I want to add some details to Farid Cher's answer as this is a very common problem. Using amatch
can do wonders, but with these Spatial
objects you should not use base::merge
and not access the @data
slot. That would inevitably leads to a terrible mess (base::merge
changes the order of records, and they would no longer match geometries).
Instead, use the sp::merge
method, by using the SpatialPolygonsDataFrame
as first argument in merge
. Also note the potential problem of having duplicated records. And I added data so that the example is self-contained and reproducible.
library(raster)
#example data.frame
name <- c("Aragatsotn", "Ararat", "Armavir", "Gaghark'unik'", "Kotayk", "Lorri", "Shirak", "Syunik'", "Tavush", "Vayots' Dzor", "Yerevan City","Aragatsotn")
value <- runif(12, 0.0, 1.0)
df <- data.frame(name, value)
# example SpatialPolygonsDataFrame
arm <- getData('GADM', country='ARM', level=1)[, c('NAME_1')]
This
merge(arm, df, by.x='NAME_1', by.y='name')
fails with message
#Error in .local(x, y, ...) : non-unique matches detected
Because there are two records for "Aragatsotn" in df
. You could do
merge(arm, df, by.x='NAME_1', by.y='name', duplicateGeoms=TRUE)
But normally the sane approach is to use someting like
df <- aggregate(df[, 'value', drop=FALSE], df[, 'name', drop=FALSE], mean)
m <- merge(arm, df, by.x='NAME_1', by.y='name')
data.frame(m)
data.frame(m)
# NAME_1 value
#1 Aragatsotn 0.421576186
#2 Ararat 0.003138734
#3 Armavir 0.703402672
#4 Erevan NA
#5 Gegharkunik NA
#6 Kotayk 0.926883799
#7 Lori NA
#8 Shirak 0.430585540
#9 Syunik NA
#10 Tavush 0.121784395
#11 Vayots Dzor NA
Now, merge does not work well in this case because the names do not match. So you can use
i <- amatch(df$name, arm$NAME_1, maxDist = 3)
df$match[!is.na(i)] <- arm$NAME_1[i[!is.na(i)]]
df
# name value match
#1 Aragatsotn 0.421576186 Aragatsotn
#2 Ararat 0.003138734 Ararat
#3 Armavir 0.703402672 Armavir
#4 Gaghark'unik' 0.682169824 Gegharkunik
#5 Kotayk 0.926883799 Kotayk
#6 Lorri 0.128894086 Lori
#7 Shirak 0.430585540 Shirak
#8 Syunik' 0.163562936 Syunik
#9 Tavush 0.121784395 Tavush
#10 Vayots' Dzor 0.383439033 Vayots Dzor
#11 Yerevan City 0.168033419 <NA>
Almost there, but "Yerevan City" did not match with "Erevan". In this case you can increase maxDist
i <- amatch(df$name, arm$NAME_1, maxDist = 10)

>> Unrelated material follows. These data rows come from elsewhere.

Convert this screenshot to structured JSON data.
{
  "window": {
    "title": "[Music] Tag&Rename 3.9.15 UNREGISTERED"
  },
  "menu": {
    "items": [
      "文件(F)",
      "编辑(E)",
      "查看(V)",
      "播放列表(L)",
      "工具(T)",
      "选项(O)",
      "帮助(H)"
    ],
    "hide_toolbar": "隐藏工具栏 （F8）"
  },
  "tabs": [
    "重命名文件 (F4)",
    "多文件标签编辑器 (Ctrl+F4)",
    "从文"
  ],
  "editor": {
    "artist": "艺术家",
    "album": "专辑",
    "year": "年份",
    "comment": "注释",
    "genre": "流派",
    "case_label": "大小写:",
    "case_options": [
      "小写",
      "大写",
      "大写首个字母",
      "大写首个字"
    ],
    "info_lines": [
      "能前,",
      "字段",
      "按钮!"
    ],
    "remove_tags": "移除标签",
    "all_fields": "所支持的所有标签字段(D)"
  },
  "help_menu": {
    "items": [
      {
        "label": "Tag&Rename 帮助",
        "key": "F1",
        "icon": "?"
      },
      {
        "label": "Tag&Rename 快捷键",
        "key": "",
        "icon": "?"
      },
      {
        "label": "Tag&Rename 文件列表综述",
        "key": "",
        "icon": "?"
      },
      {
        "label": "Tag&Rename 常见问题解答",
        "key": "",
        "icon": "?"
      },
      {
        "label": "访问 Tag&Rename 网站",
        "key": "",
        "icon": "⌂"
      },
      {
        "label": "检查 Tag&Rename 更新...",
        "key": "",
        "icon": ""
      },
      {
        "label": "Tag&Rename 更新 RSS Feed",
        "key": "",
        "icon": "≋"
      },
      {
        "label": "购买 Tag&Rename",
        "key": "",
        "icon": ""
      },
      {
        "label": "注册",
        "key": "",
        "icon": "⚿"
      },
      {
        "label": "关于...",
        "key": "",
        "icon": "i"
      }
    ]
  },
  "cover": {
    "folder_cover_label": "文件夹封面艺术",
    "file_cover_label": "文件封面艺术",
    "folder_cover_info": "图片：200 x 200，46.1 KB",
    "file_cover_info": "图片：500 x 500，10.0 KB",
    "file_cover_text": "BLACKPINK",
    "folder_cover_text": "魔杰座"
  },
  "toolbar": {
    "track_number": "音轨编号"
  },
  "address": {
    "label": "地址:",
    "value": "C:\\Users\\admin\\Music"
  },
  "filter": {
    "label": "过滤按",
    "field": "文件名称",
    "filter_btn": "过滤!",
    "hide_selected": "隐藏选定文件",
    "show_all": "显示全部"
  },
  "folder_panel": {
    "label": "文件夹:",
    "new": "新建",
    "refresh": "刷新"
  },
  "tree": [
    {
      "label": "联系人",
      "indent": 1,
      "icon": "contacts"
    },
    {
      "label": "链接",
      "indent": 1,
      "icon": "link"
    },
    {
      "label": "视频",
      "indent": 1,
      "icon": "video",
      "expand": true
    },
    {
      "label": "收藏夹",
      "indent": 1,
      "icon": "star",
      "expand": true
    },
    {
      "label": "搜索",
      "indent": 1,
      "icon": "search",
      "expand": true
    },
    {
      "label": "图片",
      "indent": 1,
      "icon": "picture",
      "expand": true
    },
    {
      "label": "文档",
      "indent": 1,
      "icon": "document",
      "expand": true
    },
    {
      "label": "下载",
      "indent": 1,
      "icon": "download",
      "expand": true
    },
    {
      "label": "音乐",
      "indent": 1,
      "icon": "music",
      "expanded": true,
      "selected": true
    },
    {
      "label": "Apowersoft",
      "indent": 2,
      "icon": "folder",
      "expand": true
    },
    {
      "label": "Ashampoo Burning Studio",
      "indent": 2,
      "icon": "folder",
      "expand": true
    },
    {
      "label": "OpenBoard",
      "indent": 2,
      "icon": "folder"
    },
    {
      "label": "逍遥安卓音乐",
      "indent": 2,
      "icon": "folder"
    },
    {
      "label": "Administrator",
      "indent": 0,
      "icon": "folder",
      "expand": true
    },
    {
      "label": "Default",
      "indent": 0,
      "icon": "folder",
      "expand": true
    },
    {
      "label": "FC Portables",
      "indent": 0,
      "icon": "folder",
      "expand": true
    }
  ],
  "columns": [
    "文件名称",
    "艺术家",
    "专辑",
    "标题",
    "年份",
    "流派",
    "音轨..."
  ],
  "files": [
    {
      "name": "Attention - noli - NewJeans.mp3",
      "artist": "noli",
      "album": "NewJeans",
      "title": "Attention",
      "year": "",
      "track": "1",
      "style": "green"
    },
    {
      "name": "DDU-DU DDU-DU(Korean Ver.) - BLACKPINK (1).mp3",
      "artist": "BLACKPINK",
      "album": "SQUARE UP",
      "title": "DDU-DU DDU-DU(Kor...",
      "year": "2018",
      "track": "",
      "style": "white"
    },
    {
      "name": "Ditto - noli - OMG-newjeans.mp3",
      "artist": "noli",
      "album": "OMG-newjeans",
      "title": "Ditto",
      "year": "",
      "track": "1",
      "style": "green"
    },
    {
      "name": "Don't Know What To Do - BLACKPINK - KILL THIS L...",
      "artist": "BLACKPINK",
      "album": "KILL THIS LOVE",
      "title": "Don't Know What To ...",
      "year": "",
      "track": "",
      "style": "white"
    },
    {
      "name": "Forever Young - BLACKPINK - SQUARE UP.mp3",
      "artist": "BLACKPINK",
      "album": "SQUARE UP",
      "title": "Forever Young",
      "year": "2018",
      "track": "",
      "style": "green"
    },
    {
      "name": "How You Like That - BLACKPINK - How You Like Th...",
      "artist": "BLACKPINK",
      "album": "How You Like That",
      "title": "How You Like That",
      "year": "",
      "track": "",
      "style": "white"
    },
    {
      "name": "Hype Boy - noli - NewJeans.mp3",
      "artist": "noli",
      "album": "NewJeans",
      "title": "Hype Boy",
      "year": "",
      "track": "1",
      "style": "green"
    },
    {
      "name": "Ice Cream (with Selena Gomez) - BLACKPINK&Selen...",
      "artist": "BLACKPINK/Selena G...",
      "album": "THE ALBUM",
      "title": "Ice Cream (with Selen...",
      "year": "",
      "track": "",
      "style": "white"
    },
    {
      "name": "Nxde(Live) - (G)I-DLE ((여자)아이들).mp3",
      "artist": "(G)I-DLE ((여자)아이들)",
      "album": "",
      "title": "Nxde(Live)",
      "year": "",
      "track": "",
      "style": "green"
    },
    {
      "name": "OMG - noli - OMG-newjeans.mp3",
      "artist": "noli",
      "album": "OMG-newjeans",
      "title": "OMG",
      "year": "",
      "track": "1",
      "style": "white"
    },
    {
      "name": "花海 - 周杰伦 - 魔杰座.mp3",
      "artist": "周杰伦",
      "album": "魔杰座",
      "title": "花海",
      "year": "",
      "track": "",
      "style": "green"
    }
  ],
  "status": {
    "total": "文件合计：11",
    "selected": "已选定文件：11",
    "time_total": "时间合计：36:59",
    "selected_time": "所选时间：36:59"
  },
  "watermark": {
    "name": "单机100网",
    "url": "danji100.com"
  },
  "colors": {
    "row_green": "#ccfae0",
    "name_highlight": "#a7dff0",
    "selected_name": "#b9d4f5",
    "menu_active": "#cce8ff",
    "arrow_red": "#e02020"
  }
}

df$match[!is.na(i)] <- arm$NAME_1[i[!is.na(i)]]
But increasing maxDist
will not always work or give the wrong matches becuase variant names can be very distinct. So in many cases you will end up doing some manual replacements like:
df[df$name=="Yerevan City", 'match'] <- "Erevan"
In both cases followed by
m <- merge(arm, df, by.x='NAME_1', by.y='match')
In any case you will want to check if sum(table(i) > 1) == 0
; although merge
should fail anyway if there are duplicate matches.